Geoffrey Cox suggests UK could move to US-style political vetting of judge appointments in the wake of the Supreme Court’s prorogation ruling
- Mr Cox said UK will likely have to ‘look again at our constitutional arrangements’
- He said there could be a shift to ‘parliamentary scrutiny of judicial appointments’
- Such a move would make UK more like US where Senate confirms appointments
- Attorney General’s remarks in Commons will almost certainly spark controversy
- Comes after Supreme Court ruled PM’s prorogation of Parliament was unlawful
Geoffrey Cox today suggested the UK could move towards US-style political vetting of judicial appointments.
The Attorney General said he was ‘not enthusiastic’ about the prospect but that the question could soon arise of ‘whether there will need to be parliamentary scrutiny of judicial appointments in some manner’.
His comments come after the Supreme Court unanimously ruled yesterday that Boris Johnson’s decision to prorogue Parliament was unlawful.
The remarks by Mr Cox are likely to prompt a furious backlash because the separation of powers and judicial independence are fiercely guarded principles in the UK.
Any attempt to introduce political influence over the appointment of senior judges would be incredibly controversial.
Geoffrey Cox, pictured in Downing Street today, told MPs in the House of Commons that the question of ‘parliamentary scrutiny of judicial appointments’ may well need to be addressed in the coming months and years
Lady Hale, the President of the Supreme Court, is pictured yesterday as she read out the court’s ruling that the prorogation of Parliament was unlawful
Mr Cox appeared in the House of Commons today to outline the government’s official response to the Supreme Court’s ruling on prorogation.
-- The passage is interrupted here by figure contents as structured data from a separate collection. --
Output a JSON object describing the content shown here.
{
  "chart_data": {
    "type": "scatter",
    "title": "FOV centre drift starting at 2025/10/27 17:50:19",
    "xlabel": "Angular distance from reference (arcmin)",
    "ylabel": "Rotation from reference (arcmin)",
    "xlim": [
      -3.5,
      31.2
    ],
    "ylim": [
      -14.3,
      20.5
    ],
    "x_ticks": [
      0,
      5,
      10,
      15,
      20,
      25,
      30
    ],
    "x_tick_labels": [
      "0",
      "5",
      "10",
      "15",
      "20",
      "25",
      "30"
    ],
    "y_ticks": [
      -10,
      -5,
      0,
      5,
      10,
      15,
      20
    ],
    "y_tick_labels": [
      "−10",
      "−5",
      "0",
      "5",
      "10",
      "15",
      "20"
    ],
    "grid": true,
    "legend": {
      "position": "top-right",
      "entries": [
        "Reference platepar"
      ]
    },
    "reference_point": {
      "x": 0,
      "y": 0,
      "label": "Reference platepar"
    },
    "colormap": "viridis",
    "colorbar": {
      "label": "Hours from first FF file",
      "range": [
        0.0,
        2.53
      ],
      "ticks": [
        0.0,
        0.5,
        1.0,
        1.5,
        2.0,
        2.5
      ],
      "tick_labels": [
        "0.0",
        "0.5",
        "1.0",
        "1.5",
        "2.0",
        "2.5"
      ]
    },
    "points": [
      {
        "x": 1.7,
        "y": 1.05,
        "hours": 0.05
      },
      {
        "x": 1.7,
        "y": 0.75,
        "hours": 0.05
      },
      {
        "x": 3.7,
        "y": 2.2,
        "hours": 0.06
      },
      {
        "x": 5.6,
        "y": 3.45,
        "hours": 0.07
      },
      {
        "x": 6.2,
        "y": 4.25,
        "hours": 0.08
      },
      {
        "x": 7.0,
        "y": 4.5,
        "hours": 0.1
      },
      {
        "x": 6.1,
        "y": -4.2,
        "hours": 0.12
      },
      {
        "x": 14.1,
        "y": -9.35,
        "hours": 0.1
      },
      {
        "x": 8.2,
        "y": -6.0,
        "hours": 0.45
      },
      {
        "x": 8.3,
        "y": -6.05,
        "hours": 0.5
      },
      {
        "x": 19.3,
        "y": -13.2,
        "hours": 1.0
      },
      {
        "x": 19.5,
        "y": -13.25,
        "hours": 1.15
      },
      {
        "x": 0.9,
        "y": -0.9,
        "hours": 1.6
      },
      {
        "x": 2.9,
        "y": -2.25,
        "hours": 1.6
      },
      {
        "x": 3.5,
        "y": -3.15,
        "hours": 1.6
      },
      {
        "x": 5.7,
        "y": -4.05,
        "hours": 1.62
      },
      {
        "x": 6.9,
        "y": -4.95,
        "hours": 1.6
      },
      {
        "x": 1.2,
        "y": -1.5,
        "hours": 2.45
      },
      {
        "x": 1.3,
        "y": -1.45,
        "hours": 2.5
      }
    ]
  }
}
He was asked by Tory MP John Stevenson if he believed ‘that the appointment of Supreme Court judges should receive the formal approval of Parliament?’
Mr Cox replied: ‘I understand the question and I say to you, quite frankly, I think that is a matter which this House in the coming months and years may need to reflect upon depending upon how the constitutional arrangements… because I do think that we are going to have to look again at our constitutional arrangements, and we should see if we can find some common ground on that.
‘We need to have a proper consideration of it. As we leave the European Union, a great gap opens up, where we take away from legal integration all of this European Union law, and we need to think about the implications of that.
‘So I agree that one matter may very well be whether there will need to be parliamentary scrutiny of judicial appointments in some manner.
‘I have to say that I am not enthusiastic about it, but I understand why you ask.’
The UK’s current system for appointing justices to the Supreme Court involves the Lord Chancellor convening an independent selection commission chaired by the current president of the court.
The selection commission invites applications from judges with enough experience and consults widely on who should be given the role.
The commission then submits its choice to the Lord Chancellor. If the Lord Chancellor is content with the selection then the name is forwarded to the prime minister who then sends it to the Queen to rubber stamp.
The Lord Chancellor is a member of the Cabinet but one of the key functions of their job is to protect the independence of the courts.
There is no parliamentary oversight of the existing process.
In the US, Supreme Court justices are nominated by the president and then confirmed by the US Senate in a process which is increasingly political and often results in major rows.